Pinning previous kernel, the 5.15.60-2-pve, brought everything back to normal.

P.S. Additionally, this happened:

Code:

USAGE: qm stop <vmid> [OPTIONS]

  Stop virtual machine. The qemu process will exit immediately. Thisis akin
  to pulling the power plug of a running computer and may damage the VM
  data

(...)

  -skiplock  <boolean>

             Ignore locks - only root is allowed to use this option.

(...)

root@proxmox:~# qm stop 112 -skiplock
trying to acquire lock...
can't lock file '/var/lock/qemu-server/lock-112.conf' - got timeout
root@proxmox:~# qm stop 112 -skiplock true
trying to acquire lock...
can't lock file '/var/lock/qemu-server/lock-112.conf' - received interrupt
root@proxmox:~# qm stop 112 -skiplock 1
trying to acquire lock...
can't lock file '/var/lock/qemu-server/lock-112.conf' - got timeout

How is one supposed to use the skiplock option?

wrobelda · Nov 8, 2022

Anyone? This is a serious issue, isn't it?

mira · Nov 10, 2022

Have you tried it again with kernel 5.15.64-1-pve to see if it is reproducible?

wrobelda · Nov 10, 2022

Yes, just did, same behavior.

mira · Nov 10, 2022

Do you have the latest BIOS installed?
Can you provide some more information about your system?
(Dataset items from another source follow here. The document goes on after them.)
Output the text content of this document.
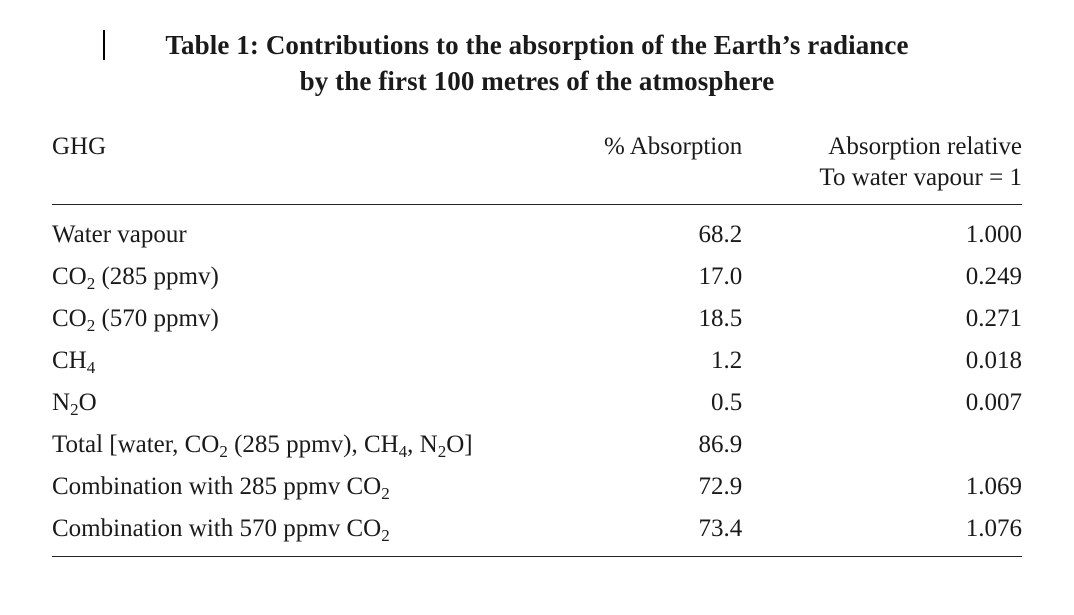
Table 1: Contributions to the absorption of the Earth’s radiance
by the first 100 metres of the atmosphere
GHG	% Absorption	Absorption relative
		To water vapour = 1

Water vapour	68.2	1.000
$CO_2$ (285 ppmv)	17.0	0.249
$CO_2$ (570 ppmv)	18.5	0.271
$CH_4$	1.2	0.018
$N_2O$	0.5	0.007
Total [water, $CO_2$ (285 ppmv), $CH_4$, $N_2O$]	86.9	
Combination with 285 ppmv $CO_2$	72.9	1.069
Combination with 570 ppmv $CO_2$	73.4	1.076
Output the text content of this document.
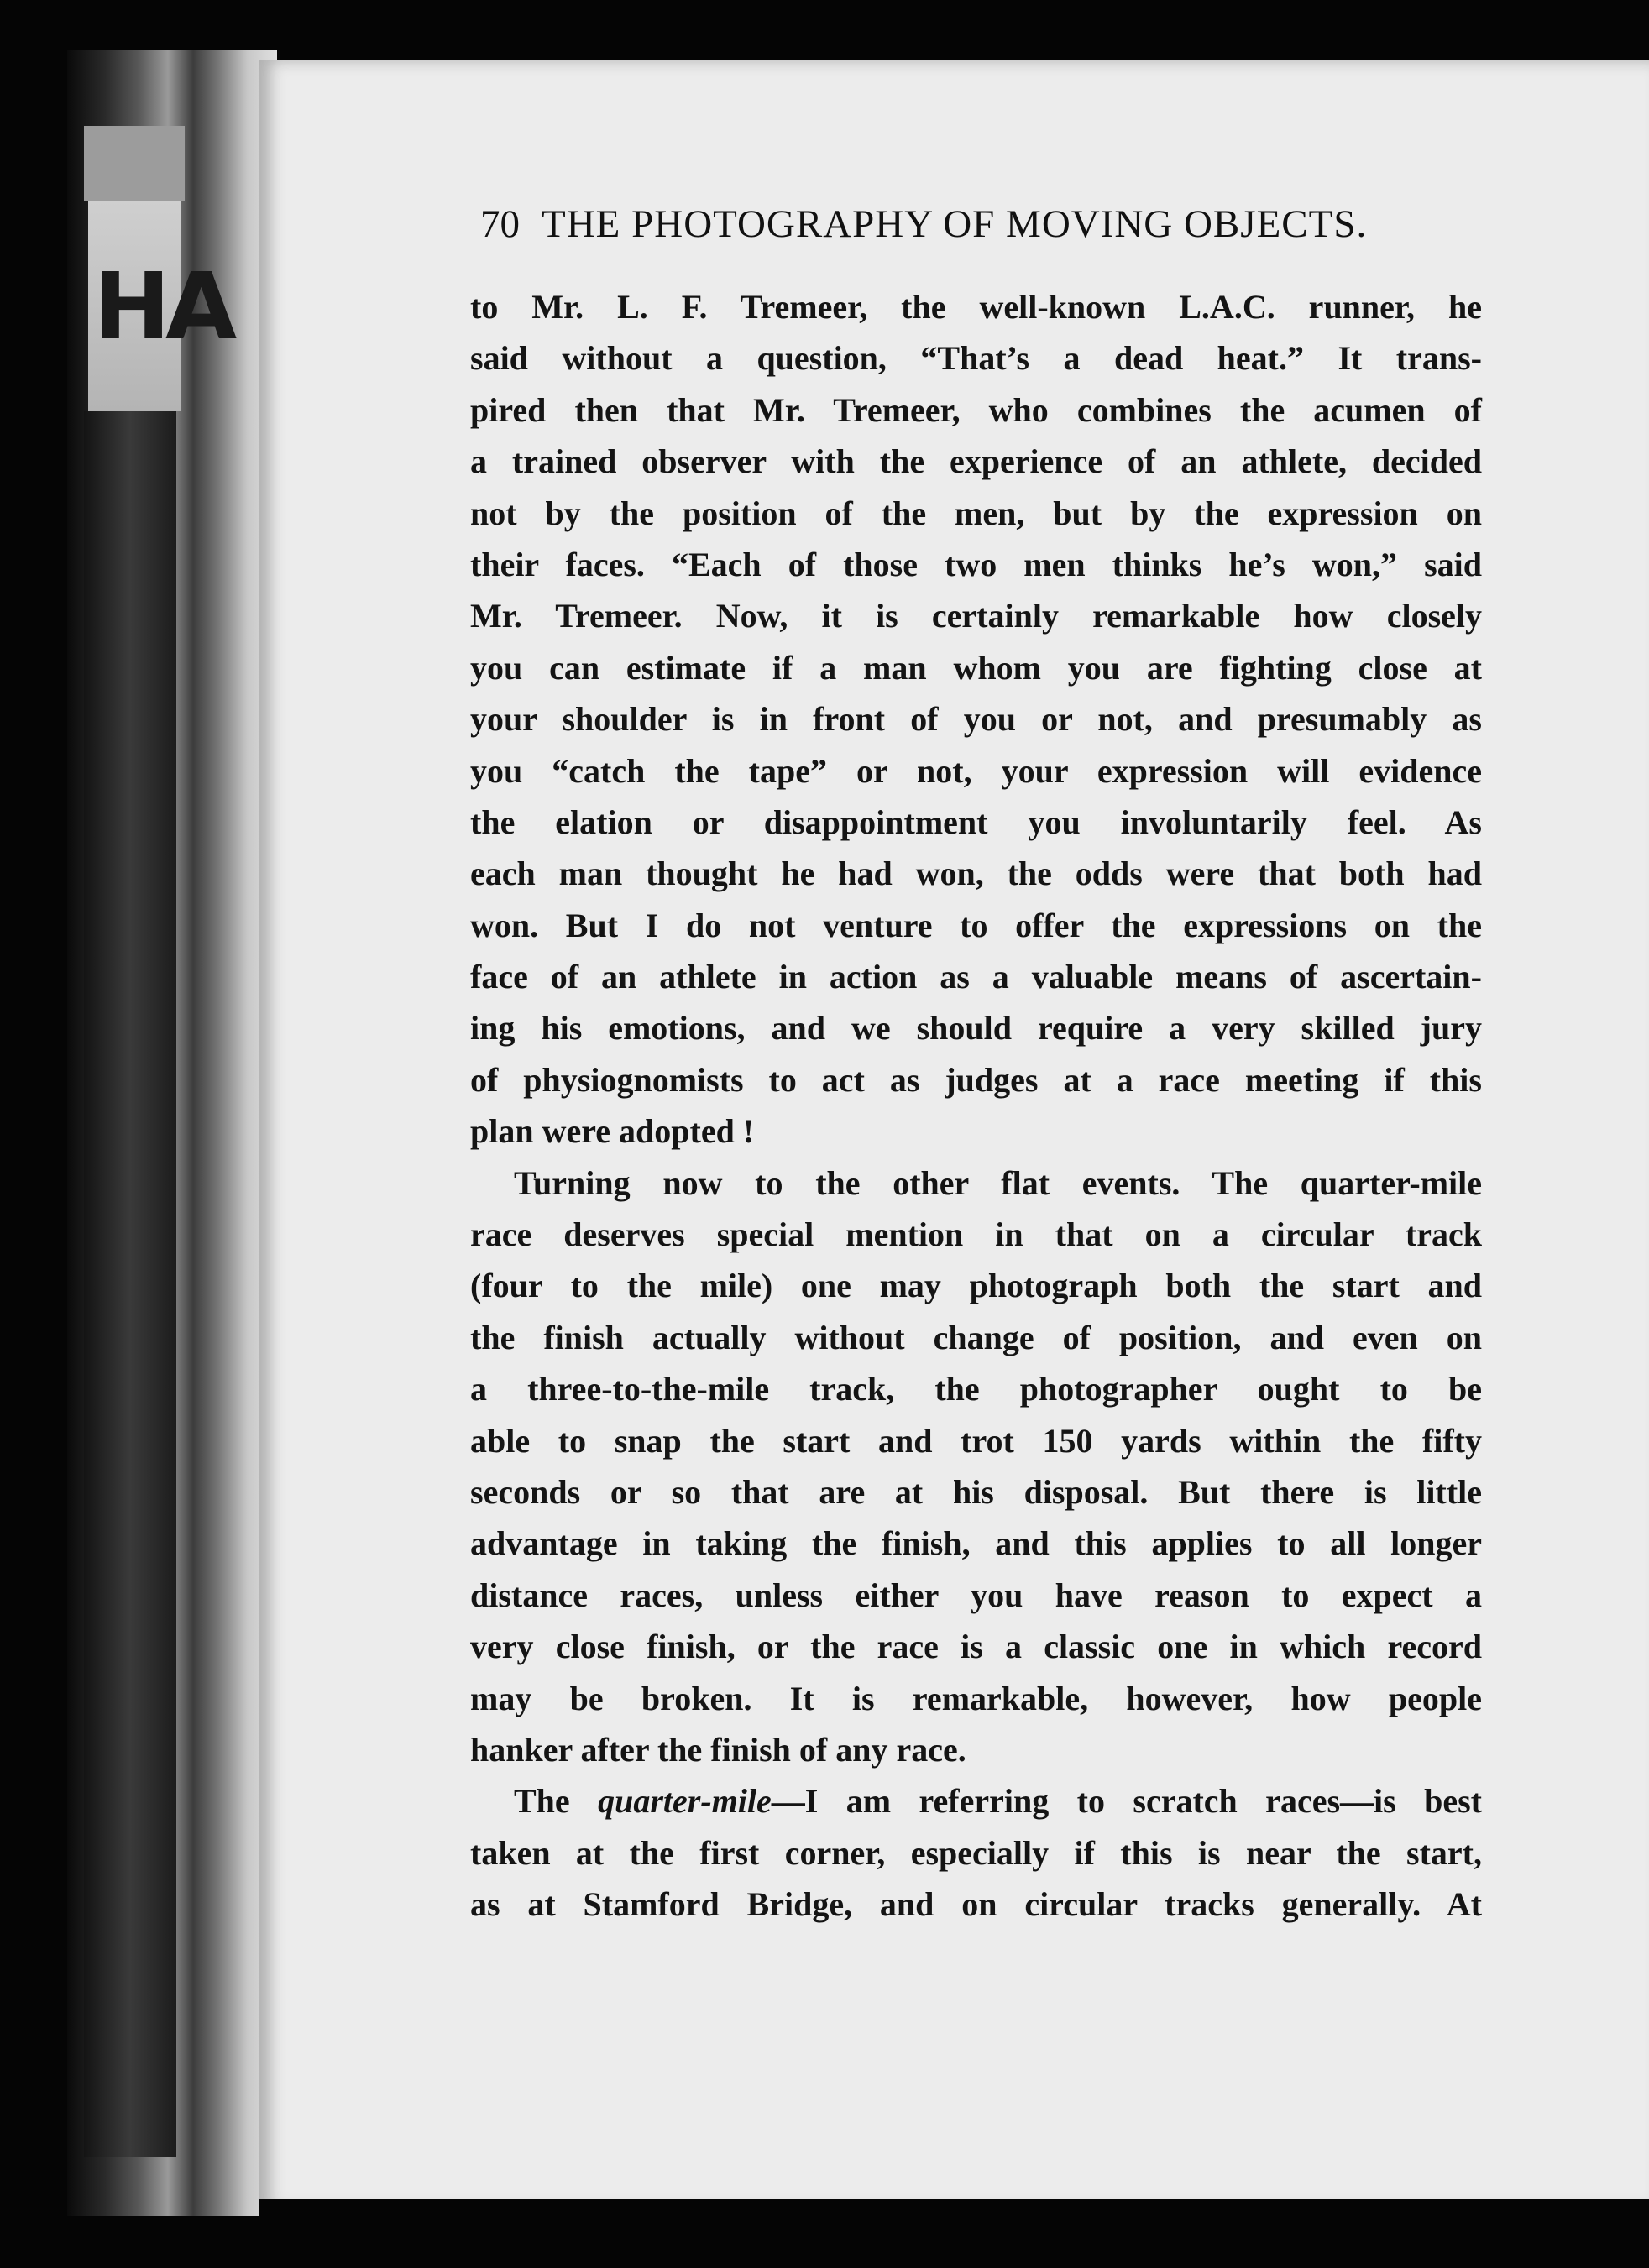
HA
70 THE PHOTOGRAPHY OF MOVING OBJECTS.
to Mr. L. F. Tremeer, the well-known L.A.C. runner, he
said without a question, “That’s a dead heat.” It trans-
pired then that Mr. Tremeer, who combines the acumen of
a trained observer with the experience of an athlete, decided
not by the position of the men, but by the expression on
their faces. “Each of those two men thinks he’s won,” said
Mr. Tremeer. Now, it is certainly remarkable how closely
you can estimate if a man whom you are fighting close at
your shoulder is in front of you or not, and presumably as
you “catch the tape” or not, your expression will evidence
the elation or disappointment you involuntarily feel. As
each man thought he had won, the odds were that both had
won. But I do not venture to offer the expressions on the
face of an athlete in action as a valuable means of ascertain-
ing his emotions, and we should require a very skilled jury
of physiognomists to act as judges at a race meeting if this
plan were adopted !
Turning now to the other flat events. The quarter-mile
race deserves special mention in that on a circular track
(four to the mile) one may photograph both the start and
the finish actually without change of position, and even on
a three-to-the-mile track, the photographer ought to be
able to snap the start and trot 150 yards within the fifty
seconds or so that are at his disposal. But there is little
advantage in taking the finish, and this applies to all longer
distance races, unless either you have reason to expect a
very close finish, or the race is a classic one in which record
may be broken. It is remarkable, however, how people
hanker after the finish of any race.
The quarter-mile—I am referring to scratch races—is best
taken at the first corner, especially if this is near the start,
as at Stamford Bridge, and on circular tracks generally. At
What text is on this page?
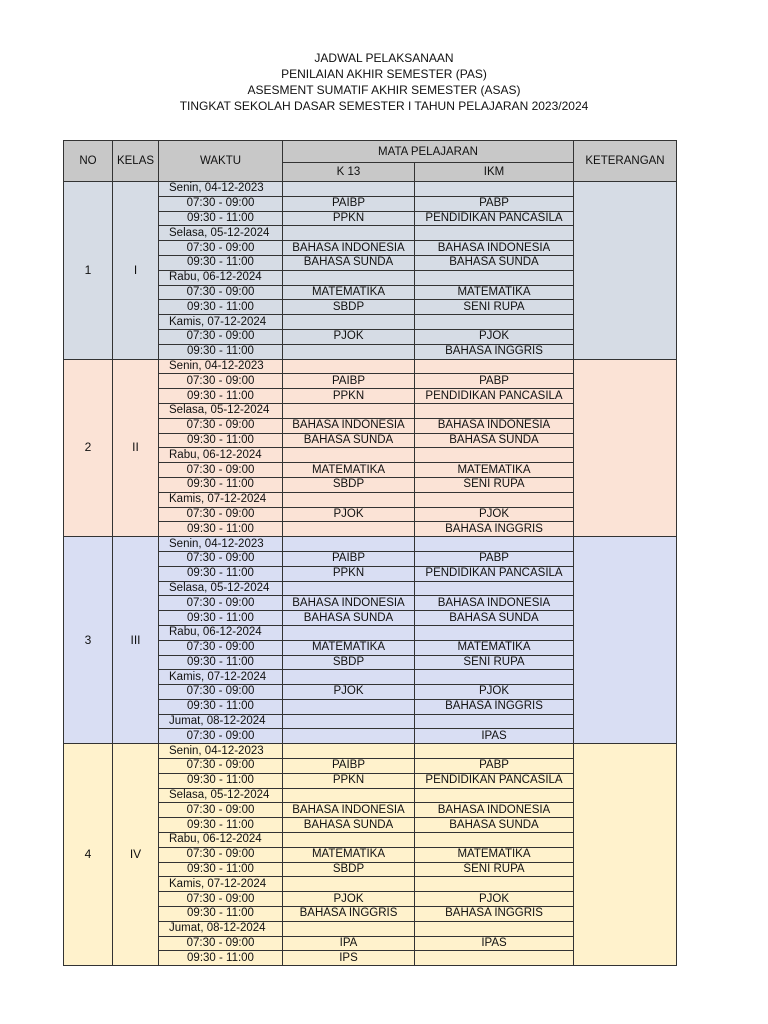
JADWAL PELAKSANAAN
PENILAIAN AKHIR SEMESTER (PAS)
ASESMENT SUMATIF AKHIR SEMESTER (ASAS)
TINGKAT SEKOLAH DASAR SEMESTER I TAHUN PELAJARAN 2023/2024
NO	KELAS	WAKTU	MATA PELAJARAN		KETERANGAN
			K 13	IKM	
1	I	Senin, 04-12-2023			
		07:30 - 09:00	PAIBP	PABP	
		09:30 - 11:00	PPKN	PENDIDIKAN PANCASILA	
		Selasa, 05-12-2024			
		07:30 - 09:00	BAHASA INDONESIA	BAHASA INDONESIA	
		09:30 - 11:00	BAHASA SUNDA	BAHASA SUNDA	
		Rabu, 06-12-2024			
		07:30 - 09:00	MATEMATIKA	MATEMATIKA	
		09:30 - 11:00	SBDP	SENI RUPA	
		Kamis, 07-12-2024			
		07:30 - 09:00	PJOK	PJOK	
		09:30 - 11:00		BAHASA INGGRIS	
2	II	Senin, 04-12-2023			
		07:30 - 09:00	PAIBP	PABP	
		09:30 - 11:00	PPKN	PENDIDIKAN PANCASILA	
		Selasa, 05-12-2024			
		07:30 - 09:00	BAHASA INDONESIA	BAHASA INDONESIA	
		09:30 - 11:00	BAHASA SUNDA	BAHASA SUNDA	
		Rabu, 06-12-2024			
		07:30 - 09:00	MATEMATIKA	MATEMATIKA	
		09:30 - 11:00	SBDP	SENI RUPA	
		Kamis, 07-12-2024			
		07:30 - 09:00	PJOK	PJOK	
		09:30 - 11:00		BAHASA INGGRIS	
3	III	Senin, 04-12-2023			
		07:30 - 09:00	PAIBP	PABP	
		09:30 - 11:00	PPKN	PENDIDIKAN PANCASILA	
		Selasa, 05-12-2024			
		07:30 - 09:00	BAHASA INDONESIA	BAHASA INDONESIA	
		09:30 - 11:00	BAHASA SUNDA	BAHASA SUNDA	
		Rabu, 06-12-2024			
		07:30 - 09:00	MATEMATIKA	MATEMATIKA	
		09:30 - 11:00	SBDP	SENI RUPA	
		Kamis, 07-12-2024			
		07:30 - 09:00	PJOK	PJOK	
		09:30 - 11:00		BAHASA INGGRIS	
		Jumat, 08-12-2024			
		07:30 - 09:00		IPAS	
4	IV	Senin, 04-12-2023			
		07:30 - 09:00	PAIBP	PABP	
		09:30 - 11:00	PPKN	PENDIDIKAN PANCASILA	
		Selasa, 05-12-2024			
		07:30 - 09:00	BAHASA INDONESIA	BAHASA INDONESIA	
		09:30 - 11:00	BAHASA SUNDA	BAHASA SUNDA	
		Rabu, 06-12-2024			
		07:30 - 09:00	MATEMATIKA	MATEMATIKA	
		09:30 - 11:00	SBDP	SENI RUPA	
		Kamis, 07-12-2024			
		07:30 - 09:00	PJOK	PJOK	
		09:30 - 11:00	BAHASA INGGRIS	BAHASA INGGRIS	
		Jumat, 08-12-2024			
		07:30 - 09:00	IPA	IPAS	
		09:30 - 11:00	IPS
CPU, Mainboard, any RAID controllers?
Which NICs are you using?

What's the output of pveversion -v?

If you boot into the latest Ubuntu 22.04 live CD, do you see similar issues?
The PVE kernel 5.15 is based on the one in Ubuntu 22.04 with a few patches on top, so if your host is also affected when using Ubuntu, this would indicate that some some change in the Ubuntu kernel is the culprit, which would help us narrow it down.

wrobelda · Nov 16, 2022

mira said:
Do you have the latest BIOS installed?

Yes

mira said:
Can you provide some more information about your system? CPU, Mainboard, any RAID controllers?

Lenovo p340 Tiny system
Intel(R) Core(TM) i5-10500T CPU @ 2.30GHz
No RAID, just 1 x NVMe disk

mira said:
Which NICs are you using?

1 x on-board Intel I219-LM
4 x Intel I350 (via I350-T4 PCIe)

mira said:
What's the output of pveversion -v?

Code:

root@proxmox:~# pveversion -v
proxmox-ve: 7.2-1 (running kernel: 5.15.60-2-pve)
pve-manager: 7.2-11 (running version: 7.2-11/b76d3178)
pve-kernel-5.15: 7.2-13
pve-kernel-helper: 7.2-13
pve-kernel-5.13: 7.1-9
pve-kernel-5.15.64-1-pve: 5.15.64-1
pve-kernel-5.15.60-2-pve: 5.15.60-2
pve-kernel-5.15.53-1-pve: 5.15.53-1
pve-kernel-5.15.39-4-pve: 5.15.39-4
pve-kernel-5.15.39-1-pve: 5.15.39-1
pve-kernel-5.13.19-6-pve: 5.13.19-15
pve-kernel-5.13.19-2-pve: 5.13.19-4
ceph-fuse: 15.2.15-pve1
corosync: 3.1.5-pve2
criu: 3.15-1+pve-1
glusterfs-client: 9.2-1
ifupdown2: 3.1.0-1+pmx3
ksm-control-daemon: 1.4-1
libjs-extjs: 7.0.0-1
libknet1: 1.24-pve1
libproxmox-acme-perl: 1.4.2
libproxmox-backup-qemu0: 1.3.1-1
libpve-access-control: 7.2-4
libpve-apiclient-perl: 3.2-1
libpve-common-perl: 7.2-3
libpve-guest-common-perl: 4.1-4
libpve-http-server-perl: 4.1-4
libpve-storage-perl: 7.2-10
libspice-server1: 0.14.3-2.1
lvm2: 2.03.11-2.1
lxc-pve: 5.0.0-3
lxcfs: 4.0.12-pve1
novnc-pve: 1.3.0-3
proxmox-backup-client: 2.2.7-1
proxmox-backup-file-restore: 2.2.7-1
proxmox-mini-journalreader: 1.3-1
proxmox-widget-toolkit: 3.5.1
pve-cluster: 7.2-2
pve-container: 4.2-3
pve-docs: 7.2-2
pve-edk2-firmware: 3.20220526-1
pve-firewall: 4.2-6
pve-firmware: 3.5-6
pve-ha-manager: 3.4.0
pve-i18n: 2.7-2
pve-qemu-kvm: 7.0.0-4
pve-xtermjs: 4.16.0-1
qemu-server: 7.2-4
smartmontools: 7.2-pve3
spiceterm: 3.2-2
swtpm: 0.7.1~bpo11+1
vncterm: 1.7-1
zfsutils-linux: 2.1.6-pve1

mira said:
If you boot into the latest Ubuntu 22.04 live CD, do you see similar issues?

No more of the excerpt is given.